Tuesday, February 4th, 2014

The Mechanics of Risk

We regard the events of January as a classic “risk-off” episode. We think the underlying cause of the sell-off is the Fed taper, rather than anything nasty in the woodshed of global finance – though this may yet be uncovered. Our model has increased its exposure to all fixed income assets (including emerging market bonds) and reduced its exposure to global equities – even low-beta markets like the US and the UK, where the risk of contagion (whatever that means) is small.

Within equities, the regional ranking is exactly the same as the start of January: first the Eurozone, followed by the UK and US in equal second, then Japan, then Emerging Markets. The order is virtually the same no matter whether the portfolio is denominated in euros, sterling or US dollars. Fixed income rankings are equally unaffected. For all portfolios we rank the categories in the following order: first high yield (where available), then investment grade corporate bonds, then domestic government securities and finally emerging market bonds. Again, this ranking is unchanged since the beginning of January. Investors have not altered their preferences within equities or bonds, only the proportion in which they allocate between them.

We think the reason for this is risk, specifically the excess volatility of equities versus bonds. We use this as the hurdle rate to determine whether equities represent a risk-efficient investment. When excess volatility rises, investors will normally sell equities and re-invest in bonds, even if the relative returns remain unchanged. But it hardly ever happens this way. It is far more normal for excess returns to decline at the same time as excess volatility increases – and that is exactly what happened in January. The volatility of all equity markets went up while the volatility of all fixed income markets fell (including emerging market bonds). The hurdle rate goes up; investors sell-equities and buy bonds.

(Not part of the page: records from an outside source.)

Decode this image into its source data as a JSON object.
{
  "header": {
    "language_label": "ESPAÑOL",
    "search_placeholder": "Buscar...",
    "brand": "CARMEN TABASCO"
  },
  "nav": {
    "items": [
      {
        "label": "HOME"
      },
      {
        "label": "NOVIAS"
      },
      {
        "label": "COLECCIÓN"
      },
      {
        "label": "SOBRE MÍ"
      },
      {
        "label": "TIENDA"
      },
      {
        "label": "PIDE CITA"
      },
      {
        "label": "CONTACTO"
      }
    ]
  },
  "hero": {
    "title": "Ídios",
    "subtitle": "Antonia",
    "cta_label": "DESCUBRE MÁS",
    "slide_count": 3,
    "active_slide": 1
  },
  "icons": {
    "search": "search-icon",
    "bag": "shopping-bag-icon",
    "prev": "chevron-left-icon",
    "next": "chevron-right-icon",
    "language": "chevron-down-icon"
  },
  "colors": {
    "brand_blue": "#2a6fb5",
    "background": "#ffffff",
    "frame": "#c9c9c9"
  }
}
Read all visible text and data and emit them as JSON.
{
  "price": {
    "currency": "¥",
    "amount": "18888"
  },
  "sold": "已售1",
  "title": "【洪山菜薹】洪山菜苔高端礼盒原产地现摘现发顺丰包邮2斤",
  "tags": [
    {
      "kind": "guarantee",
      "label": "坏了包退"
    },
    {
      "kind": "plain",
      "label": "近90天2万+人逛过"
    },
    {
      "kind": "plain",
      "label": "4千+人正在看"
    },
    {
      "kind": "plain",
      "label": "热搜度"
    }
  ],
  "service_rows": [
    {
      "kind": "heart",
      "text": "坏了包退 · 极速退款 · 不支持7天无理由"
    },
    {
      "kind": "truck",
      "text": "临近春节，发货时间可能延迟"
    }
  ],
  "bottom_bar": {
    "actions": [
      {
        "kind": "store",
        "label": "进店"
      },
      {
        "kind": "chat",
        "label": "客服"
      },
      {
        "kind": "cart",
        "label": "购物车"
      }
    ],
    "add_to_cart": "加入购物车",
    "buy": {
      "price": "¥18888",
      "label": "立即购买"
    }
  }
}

So why does this feel like a crisis? Conversations with our clients suggest that nearly all of them entered January with a level of risk which was at, or close to, the maximum allowed by their mandates and that many who normally had a policy of hedging equity risk had much less portfolio insurance in place than in early 2013. Any significant risk-off episode would have forced them to react, because they had no slack. Now it has happened, they have become concerned that this episode may be followed by others later in the year. We think this is actually the second episode, the first having occurred in early December – just before the Santa rally.

This can all be summed up with one statistic. The excess volatility of US equities over US bonds (26 week trailing) is currently 4.4%, compared with the 18-year median of 9.9% and a first quartile reading of 6.4%. If the Fed continues the taper, risk conditions will normalise as we move through 2014, which means the hurdle rate for risk-efficient returns must rise. Unless returns accelerate, which is unlikely after the annus mirabilis of 2013, investors will be forced to adopt a more neutral balance between equities and bonds.